Watercress, Rocket & Mackerel Roulade
Deliciously easy.
Ingredients
- 175g (6 oz) of fresh watercress
- 75g (3 oz) of fresh rocket leaves
- 4 medium eggs, separated
- 250g (9 oz) smoked mackerel fillets
- 200g (7 oz) of Boursin pepper or other soft cheese
- 100g (3.5 oz) of creme fraiche
- 1/4 cucumber, finely chopped
- 1 large ripe tomato, skinned and chopped
- 2 tbls chopped fresh parsley and dill
- salt and freshly ground black pepper
- halved cherry tomatoes and extra cucumber to serve
Method
- Preheat oven to 190C.
- Grease and line a 20 x 30 cm ( 8 x 12 inch) Swiss roll tin with non-stick baking parchment.
- Finely chop the watercress and rocket in a food processor then tip this into a large bowl, beat in the egg yolks and season with salt and pepper.
- In a separate bowl, whisk the egg whites with a pinch of salt until stiff but not dry, then fold them into the watercress mixture using a large metal spoon.
- Pour into the prepared tin and quickly level the mixture, spreading it out into the corners.
- Bake for 10 - 12 minutes until set and light golden brown.
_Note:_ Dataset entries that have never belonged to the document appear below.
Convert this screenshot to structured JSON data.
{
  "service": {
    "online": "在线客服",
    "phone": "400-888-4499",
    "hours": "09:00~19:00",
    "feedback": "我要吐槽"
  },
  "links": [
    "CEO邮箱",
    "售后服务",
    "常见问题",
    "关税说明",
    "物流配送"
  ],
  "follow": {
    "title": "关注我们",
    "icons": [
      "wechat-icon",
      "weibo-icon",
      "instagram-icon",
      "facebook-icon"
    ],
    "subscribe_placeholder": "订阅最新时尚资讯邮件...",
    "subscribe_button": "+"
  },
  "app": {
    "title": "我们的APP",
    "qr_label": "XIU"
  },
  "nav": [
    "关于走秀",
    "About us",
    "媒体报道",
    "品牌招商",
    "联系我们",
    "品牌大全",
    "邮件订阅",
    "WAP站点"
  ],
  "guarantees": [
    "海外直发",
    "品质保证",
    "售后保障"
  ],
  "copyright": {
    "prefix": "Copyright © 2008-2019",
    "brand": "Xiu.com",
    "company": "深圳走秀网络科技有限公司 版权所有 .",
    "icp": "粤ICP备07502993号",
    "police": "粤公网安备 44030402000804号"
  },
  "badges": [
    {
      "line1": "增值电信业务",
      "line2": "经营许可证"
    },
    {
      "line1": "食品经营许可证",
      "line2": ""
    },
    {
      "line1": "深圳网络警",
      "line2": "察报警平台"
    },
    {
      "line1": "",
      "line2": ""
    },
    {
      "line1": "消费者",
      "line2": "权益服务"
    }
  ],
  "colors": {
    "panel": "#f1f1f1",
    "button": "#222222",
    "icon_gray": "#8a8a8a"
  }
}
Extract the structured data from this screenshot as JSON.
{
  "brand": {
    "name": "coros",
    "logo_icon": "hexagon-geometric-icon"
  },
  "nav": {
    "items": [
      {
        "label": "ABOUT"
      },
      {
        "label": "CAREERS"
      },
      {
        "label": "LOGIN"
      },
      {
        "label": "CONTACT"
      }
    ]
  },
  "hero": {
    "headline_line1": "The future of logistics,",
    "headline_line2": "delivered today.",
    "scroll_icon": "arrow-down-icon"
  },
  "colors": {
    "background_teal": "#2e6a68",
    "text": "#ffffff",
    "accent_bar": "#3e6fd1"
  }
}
- Meanwhile, carefully peel the thin skins from the mackerel fillets and flake the fish into a bowl, cover and set aside.
- When the roulade is cooked, invert onto a large sheet of greaseproof paper.
- Carefully peel away the baking parchment and allow to cool.
- Beat the creme fraiche into the Boursin or soft cheese and spread evenly over the cooled roulade, then scatter the flaked mackerel, chopped cucumber, tomato and parsley over the cheese.
- Roll up from the short side, using the greaseproof paper to help you, then carefully transfer to a serving plate, seam-side down.
- Cover and chill until ready to serve.